Ravi Vakil's Foundation of Algebraic Geometry exercise $8.1(G)$ asks the following: Suppose, $\mathcal I_{X/Y}$ is a sheaf of ideals corresponding to a closed embedding $\pi : X \to Y$.Suppose $SpecB \subset Y$ is an open affine subscheme, and $f \in B$.Show that the natural map $(I(B))_f \to I(B_f)$ is an isomorphism.(Here $I(B)=$ kernel of the morphism $\mathcal O_Y \to \pi_{*}\mathcal O_X$, evaluated on $SpecB$)

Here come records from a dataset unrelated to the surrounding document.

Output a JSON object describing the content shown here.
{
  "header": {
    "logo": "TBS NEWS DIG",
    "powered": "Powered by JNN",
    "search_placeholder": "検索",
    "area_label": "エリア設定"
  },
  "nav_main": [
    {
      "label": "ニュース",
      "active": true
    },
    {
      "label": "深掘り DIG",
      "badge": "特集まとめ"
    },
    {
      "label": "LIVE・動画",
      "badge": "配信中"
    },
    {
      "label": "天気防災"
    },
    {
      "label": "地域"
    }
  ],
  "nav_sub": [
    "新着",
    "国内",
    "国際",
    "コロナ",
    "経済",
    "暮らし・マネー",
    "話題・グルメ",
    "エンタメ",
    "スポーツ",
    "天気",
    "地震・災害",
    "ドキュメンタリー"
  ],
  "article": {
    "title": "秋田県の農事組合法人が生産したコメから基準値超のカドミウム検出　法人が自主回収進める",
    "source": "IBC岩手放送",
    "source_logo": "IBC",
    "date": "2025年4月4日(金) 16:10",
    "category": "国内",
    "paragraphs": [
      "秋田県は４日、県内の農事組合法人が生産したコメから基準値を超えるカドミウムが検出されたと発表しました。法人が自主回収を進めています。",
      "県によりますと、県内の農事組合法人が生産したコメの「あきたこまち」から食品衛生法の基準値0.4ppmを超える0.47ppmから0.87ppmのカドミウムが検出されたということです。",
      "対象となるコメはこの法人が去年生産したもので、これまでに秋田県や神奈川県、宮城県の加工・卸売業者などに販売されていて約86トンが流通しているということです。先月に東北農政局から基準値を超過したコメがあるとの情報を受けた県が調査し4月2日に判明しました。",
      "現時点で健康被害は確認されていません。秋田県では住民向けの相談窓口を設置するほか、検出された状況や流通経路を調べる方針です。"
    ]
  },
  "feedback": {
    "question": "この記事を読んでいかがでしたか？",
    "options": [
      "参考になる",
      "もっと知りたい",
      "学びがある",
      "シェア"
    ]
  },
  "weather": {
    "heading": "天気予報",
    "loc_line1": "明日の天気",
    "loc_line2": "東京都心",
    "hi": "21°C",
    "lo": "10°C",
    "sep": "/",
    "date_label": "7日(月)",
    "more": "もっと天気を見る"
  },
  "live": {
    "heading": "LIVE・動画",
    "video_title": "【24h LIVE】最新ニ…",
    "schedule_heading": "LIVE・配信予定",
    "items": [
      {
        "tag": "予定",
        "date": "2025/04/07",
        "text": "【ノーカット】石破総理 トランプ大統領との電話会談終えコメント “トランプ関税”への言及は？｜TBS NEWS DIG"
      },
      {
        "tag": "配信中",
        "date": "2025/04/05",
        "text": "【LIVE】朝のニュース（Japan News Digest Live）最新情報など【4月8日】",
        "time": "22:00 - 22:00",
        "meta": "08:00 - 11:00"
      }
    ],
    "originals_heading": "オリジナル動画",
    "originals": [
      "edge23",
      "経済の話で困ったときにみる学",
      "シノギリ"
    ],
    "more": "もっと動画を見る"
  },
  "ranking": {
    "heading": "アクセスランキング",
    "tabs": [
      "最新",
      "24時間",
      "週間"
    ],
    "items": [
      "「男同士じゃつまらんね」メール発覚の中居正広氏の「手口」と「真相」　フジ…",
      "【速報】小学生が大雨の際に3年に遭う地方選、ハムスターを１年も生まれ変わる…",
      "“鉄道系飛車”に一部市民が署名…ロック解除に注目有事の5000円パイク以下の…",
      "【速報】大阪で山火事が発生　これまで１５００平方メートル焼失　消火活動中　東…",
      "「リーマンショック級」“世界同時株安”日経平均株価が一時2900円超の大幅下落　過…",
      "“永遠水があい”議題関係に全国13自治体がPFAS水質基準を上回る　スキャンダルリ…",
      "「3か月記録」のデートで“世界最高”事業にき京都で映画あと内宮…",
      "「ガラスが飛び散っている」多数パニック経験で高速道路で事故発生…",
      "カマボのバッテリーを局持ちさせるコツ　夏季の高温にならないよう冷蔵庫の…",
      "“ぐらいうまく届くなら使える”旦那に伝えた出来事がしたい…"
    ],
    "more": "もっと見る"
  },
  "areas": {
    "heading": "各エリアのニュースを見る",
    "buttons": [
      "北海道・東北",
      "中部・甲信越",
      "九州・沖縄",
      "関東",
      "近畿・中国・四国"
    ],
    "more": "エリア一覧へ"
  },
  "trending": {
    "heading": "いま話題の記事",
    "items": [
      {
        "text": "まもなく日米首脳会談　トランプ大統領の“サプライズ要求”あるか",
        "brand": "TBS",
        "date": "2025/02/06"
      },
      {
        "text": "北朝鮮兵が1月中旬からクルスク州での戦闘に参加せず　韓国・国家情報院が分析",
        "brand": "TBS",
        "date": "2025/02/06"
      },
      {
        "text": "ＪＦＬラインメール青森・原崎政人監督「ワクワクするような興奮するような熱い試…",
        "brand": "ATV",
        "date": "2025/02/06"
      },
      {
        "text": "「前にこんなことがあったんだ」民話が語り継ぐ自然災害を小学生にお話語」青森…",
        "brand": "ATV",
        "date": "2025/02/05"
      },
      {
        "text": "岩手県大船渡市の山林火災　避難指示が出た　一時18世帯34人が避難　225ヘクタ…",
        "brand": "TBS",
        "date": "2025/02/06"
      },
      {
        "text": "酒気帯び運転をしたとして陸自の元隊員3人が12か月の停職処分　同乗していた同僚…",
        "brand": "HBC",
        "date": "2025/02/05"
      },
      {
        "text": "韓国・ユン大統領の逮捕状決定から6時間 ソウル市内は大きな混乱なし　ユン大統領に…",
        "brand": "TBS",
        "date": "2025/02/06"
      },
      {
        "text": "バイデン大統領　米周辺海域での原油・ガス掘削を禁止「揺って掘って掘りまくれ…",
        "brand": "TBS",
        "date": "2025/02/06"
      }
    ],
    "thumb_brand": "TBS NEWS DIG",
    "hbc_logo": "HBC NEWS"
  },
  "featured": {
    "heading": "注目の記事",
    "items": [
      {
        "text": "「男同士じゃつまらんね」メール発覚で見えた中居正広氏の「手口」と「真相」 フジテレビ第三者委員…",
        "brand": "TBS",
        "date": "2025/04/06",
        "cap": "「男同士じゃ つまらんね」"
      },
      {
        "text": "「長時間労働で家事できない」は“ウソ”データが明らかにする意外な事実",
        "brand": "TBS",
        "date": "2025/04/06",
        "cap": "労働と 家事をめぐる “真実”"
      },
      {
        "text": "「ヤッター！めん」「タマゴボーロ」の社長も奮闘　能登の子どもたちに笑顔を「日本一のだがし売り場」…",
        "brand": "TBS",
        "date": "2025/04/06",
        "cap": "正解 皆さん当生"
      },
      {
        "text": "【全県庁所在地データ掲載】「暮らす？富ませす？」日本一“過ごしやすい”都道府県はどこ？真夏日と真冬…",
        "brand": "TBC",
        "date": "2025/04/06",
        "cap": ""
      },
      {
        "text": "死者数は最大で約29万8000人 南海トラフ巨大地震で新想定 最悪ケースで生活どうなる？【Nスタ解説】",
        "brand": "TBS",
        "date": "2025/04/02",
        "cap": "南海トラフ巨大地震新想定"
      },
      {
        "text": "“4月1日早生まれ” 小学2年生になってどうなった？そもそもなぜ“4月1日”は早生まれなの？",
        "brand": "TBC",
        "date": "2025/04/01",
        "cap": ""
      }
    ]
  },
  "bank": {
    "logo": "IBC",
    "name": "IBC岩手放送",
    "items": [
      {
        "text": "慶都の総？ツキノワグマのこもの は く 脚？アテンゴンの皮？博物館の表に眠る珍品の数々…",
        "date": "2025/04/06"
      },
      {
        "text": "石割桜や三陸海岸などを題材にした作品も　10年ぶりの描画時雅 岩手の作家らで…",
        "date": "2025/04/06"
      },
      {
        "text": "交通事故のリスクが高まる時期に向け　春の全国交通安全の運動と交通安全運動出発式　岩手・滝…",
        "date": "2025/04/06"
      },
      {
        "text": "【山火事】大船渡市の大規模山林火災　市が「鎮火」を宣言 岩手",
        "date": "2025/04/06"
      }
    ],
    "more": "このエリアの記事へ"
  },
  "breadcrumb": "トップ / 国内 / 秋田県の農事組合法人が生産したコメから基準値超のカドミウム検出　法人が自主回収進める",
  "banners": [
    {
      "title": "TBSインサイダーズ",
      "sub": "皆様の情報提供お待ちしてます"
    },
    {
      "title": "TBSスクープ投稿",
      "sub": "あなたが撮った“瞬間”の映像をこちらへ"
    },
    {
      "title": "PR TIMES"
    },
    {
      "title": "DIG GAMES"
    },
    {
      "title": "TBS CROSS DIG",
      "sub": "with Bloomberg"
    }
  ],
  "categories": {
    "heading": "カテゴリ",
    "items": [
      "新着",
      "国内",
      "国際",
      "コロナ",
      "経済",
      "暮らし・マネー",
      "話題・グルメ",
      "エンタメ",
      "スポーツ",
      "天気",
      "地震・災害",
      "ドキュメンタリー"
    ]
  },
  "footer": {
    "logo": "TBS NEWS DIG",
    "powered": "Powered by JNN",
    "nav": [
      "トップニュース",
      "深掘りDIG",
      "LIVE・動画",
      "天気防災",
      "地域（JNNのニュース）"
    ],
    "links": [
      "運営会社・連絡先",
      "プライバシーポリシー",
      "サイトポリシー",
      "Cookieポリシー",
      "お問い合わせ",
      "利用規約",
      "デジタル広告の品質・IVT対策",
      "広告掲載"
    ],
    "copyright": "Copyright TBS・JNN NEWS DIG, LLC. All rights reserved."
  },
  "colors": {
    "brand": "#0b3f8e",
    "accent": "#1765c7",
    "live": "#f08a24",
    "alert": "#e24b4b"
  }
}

$(1)$ I have been able to solve the problem assuming that $\mathcal I_{X/Y} = $ Kernel of the morphism $\mathcal O_Y \to \pi_{*}\mathcal O_X$.But then $\mathcal I_{X/Y}$ is becoming a very particular sheaf of ideal of $Y$ namely the ideal sheaf corresponding to $X$ whereas in the question they are talking about "a" sheaf of ideal corresponding to that closed embedding.So my question is What is exactly meant by " $\mathcal I_{X/Y}$ is a sheaf of ideals corresponding to a closed embedding $\pi : X \to Y$".
$(2)$ Since $I(B)$ is an ideal,I hope localization is also an ideal and not necessarily a ring.So my question is What is exactly meant by "isomorphism between $2$ ideals".(while solving the problem I have produced a natural map which is injective and surjective )
Any help from anyone is welcome